Homeland Elegies: A Novel
“To find meaning and humanity in confusing times and to convey that understanding to the reader is the ultimate gift a writer can provide.”
Ayad Akhtar’s novel Homeland Elegies demonstrates that the personal is political. Akhtar shows not only how being Muslim affects his way of being in the world but how religion and ethnicity influence individuals, families, and countries.
At a time when the very nature of truth is disputed, the book fittingly mixes memoir and novel. In a 9/14/20 New Yorker profile by Alexandra Schwartz, Akhtar declined to say what was real and what wasn’t in Homeland Elegies.
This strategy of combining the fictional and the real, also used in Michael Chabon’s recent Moonglow, here illuminates more than the story of one writer and his family. Akhtar’s larger subject is our troubled new century. He expands the novel’s form to get closer to the truth.
The first half of the book is particularly compelling. In this part, Akhtar anchors debates about responsibility, faith, and justice in the complex milieu of his family, both in the United States and the land of his parents’ birth, Pakistan. Sociopolitical currents affect and are affected by the interactions of the members of one extended family as well as some key friends.
Islam is as varied as its practitioners. The book presents Muslim people who vary from extremely secular to extremely observant, sometimes within a single person in the course of a lifetime.
A trenchant conversation between Akhtar and an uncle in Pakistan illuminates the differences between the experiences of the family members who stayed in Pakistan and those who moved to the United States. Interesting analysis is also provided of the history and family of the Prophet Mohammed as well as the history of Pakistan and of Afghanistan.
That conversation occurs in a rich family milieu. Akhtar pauses to describe the food they are eating and the interruptions of his parents, who repeatedly urge him to cut off the conversation in the name of peace. By contrast, some conversations in the middle of the book—about hedge funds, about Robert Bork—lack much context and seem like isolated lectures. The speech about astrology given by a romantic interest is tiresome, which is ironic since it is delivered by an educated lawyer.
In such moments, the dramatist Akhtar seems to have left the novelistic realm to provide speeches resembling monologues in a play. That is tied to a larger difficulty. A few sections in the middle of the novel lose the narrative thread to become separate stories connected only by the consciousness of the protagonist/narrator/author.

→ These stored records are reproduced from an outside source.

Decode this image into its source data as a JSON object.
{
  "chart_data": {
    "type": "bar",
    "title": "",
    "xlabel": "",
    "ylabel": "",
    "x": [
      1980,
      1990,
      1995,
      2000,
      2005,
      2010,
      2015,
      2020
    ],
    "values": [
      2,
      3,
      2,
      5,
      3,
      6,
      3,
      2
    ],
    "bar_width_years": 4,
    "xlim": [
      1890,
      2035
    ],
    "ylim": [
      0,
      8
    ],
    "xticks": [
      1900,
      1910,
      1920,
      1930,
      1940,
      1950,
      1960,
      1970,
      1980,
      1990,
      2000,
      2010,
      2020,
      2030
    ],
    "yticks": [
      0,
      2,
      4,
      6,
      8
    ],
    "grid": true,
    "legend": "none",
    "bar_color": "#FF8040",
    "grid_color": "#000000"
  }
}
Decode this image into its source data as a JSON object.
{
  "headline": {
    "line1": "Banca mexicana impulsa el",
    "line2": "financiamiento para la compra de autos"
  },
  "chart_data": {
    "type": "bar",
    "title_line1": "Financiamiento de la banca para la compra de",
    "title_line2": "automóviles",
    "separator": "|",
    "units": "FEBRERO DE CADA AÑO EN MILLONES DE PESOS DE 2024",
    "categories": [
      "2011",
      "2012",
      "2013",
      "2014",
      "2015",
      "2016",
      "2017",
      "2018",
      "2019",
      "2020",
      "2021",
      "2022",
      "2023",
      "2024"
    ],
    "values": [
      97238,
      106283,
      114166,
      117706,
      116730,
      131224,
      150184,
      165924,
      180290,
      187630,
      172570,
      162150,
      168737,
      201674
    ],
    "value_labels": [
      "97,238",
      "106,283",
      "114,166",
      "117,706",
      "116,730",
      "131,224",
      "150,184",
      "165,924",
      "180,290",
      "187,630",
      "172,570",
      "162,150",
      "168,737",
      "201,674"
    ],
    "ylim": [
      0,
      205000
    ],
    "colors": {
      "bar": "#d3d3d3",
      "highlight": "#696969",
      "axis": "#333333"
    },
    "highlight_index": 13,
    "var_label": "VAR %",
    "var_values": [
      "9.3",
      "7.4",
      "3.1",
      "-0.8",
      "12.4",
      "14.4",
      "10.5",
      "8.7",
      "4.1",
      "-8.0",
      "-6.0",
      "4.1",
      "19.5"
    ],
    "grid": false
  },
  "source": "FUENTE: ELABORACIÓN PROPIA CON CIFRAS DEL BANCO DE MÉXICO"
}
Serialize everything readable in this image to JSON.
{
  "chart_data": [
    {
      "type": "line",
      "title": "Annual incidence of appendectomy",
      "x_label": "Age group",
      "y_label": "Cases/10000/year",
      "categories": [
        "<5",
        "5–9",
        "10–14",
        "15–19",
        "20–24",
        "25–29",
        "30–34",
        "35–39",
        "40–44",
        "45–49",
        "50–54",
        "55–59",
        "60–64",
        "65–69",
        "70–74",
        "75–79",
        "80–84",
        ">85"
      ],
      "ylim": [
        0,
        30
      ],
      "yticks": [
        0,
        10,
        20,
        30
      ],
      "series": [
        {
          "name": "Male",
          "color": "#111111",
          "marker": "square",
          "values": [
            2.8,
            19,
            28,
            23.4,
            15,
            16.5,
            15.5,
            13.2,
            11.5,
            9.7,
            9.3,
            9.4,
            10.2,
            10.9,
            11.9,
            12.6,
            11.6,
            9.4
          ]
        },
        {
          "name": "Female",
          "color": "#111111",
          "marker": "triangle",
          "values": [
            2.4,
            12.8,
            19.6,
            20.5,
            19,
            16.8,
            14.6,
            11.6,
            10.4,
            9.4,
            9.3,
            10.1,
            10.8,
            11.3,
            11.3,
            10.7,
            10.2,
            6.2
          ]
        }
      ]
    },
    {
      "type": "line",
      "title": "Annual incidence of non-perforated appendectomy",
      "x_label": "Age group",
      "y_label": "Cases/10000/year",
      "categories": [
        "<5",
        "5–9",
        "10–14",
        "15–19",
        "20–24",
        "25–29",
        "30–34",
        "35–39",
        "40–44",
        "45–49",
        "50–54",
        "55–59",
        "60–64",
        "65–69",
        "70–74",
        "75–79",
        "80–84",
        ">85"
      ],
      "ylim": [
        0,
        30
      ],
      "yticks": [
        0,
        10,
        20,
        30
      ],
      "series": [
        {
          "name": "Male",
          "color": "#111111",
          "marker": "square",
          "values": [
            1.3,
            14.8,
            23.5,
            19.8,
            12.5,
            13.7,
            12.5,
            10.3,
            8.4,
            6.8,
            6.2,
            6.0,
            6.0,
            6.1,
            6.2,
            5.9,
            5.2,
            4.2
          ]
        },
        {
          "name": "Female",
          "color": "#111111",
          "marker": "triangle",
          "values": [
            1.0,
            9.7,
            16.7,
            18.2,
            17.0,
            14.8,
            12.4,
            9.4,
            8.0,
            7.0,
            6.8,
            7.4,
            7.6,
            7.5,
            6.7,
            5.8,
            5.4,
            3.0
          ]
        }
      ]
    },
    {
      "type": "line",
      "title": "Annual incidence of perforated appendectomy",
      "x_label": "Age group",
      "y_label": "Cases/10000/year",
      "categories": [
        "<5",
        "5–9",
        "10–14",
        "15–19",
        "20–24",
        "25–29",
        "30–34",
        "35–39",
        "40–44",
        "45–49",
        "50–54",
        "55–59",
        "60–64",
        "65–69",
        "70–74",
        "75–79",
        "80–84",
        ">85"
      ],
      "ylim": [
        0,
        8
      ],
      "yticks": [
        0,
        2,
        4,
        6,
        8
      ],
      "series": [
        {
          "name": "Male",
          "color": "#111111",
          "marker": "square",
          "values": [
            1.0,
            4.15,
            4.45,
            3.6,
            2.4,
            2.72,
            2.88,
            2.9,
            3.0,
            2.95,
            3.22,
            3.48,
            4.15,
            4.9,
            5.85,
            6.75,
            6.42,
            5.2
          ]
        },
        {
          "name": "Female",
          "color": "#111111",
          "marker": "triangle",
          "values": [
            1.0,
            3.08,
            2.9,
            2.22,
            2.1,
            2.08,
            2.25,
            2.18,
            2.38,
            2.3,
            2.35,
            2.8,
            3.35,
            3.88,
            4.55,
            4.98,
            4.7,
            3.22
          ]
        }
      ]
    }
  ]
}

In the last third of the book, though, Akhtar returns to the subject of his family and sees larger social issues through the lens of the people he knows best. This section includes a beautifully dramatized courtroom scene, complete with stage directions. Thus Akhtar fulfills the ambition of this book: to analyze 21st century American culture while dramatizing the life of a sensitive participant and observer of it.
Born in Staten Island, bred in Milwaukee, Akhtar would seem American by birthright. Yet the tension with the Pakistani past and present, and the prejudice he experiences in the United States, make his sense of being an exile in his own country difficult to escape.
Akhtar’s awareness that he is seen as “other” because of his skin color and religion is especially fraught in the immediate aftermath of 9/11. Describing to his love interest how he was harassed for being Muslim while trying to donate blood in New York City, he reflects on “the terrible isolated sadness of it all, . . . our repulsive condition, at once suspects and victims when it came to this, among the great American tragedies.”
Like Melville in Moby-Dick, Akhtar’s principal subjects include the roles of faith and capitalism in American culture. Like Shakespeare, in the chapter “Pox Americana” Akhtar conjoins comedy and tragedy, as he literally fumbles a very personal issue as his mother is dying.
Nonetheless, his last conversation with his mother is extraordinarily touching. Here Akhtar reveals the universal longing for love and the difficult necessity of communicating love through language: “I saw now that the source of my life’s work—reading, literature, writing—was in part the pursuit of something as simple as my mother’s gaze. . . .” To find meaning and humanity in confusing times and to convey that understanding to the reader is the ultimate gift a writer can provide.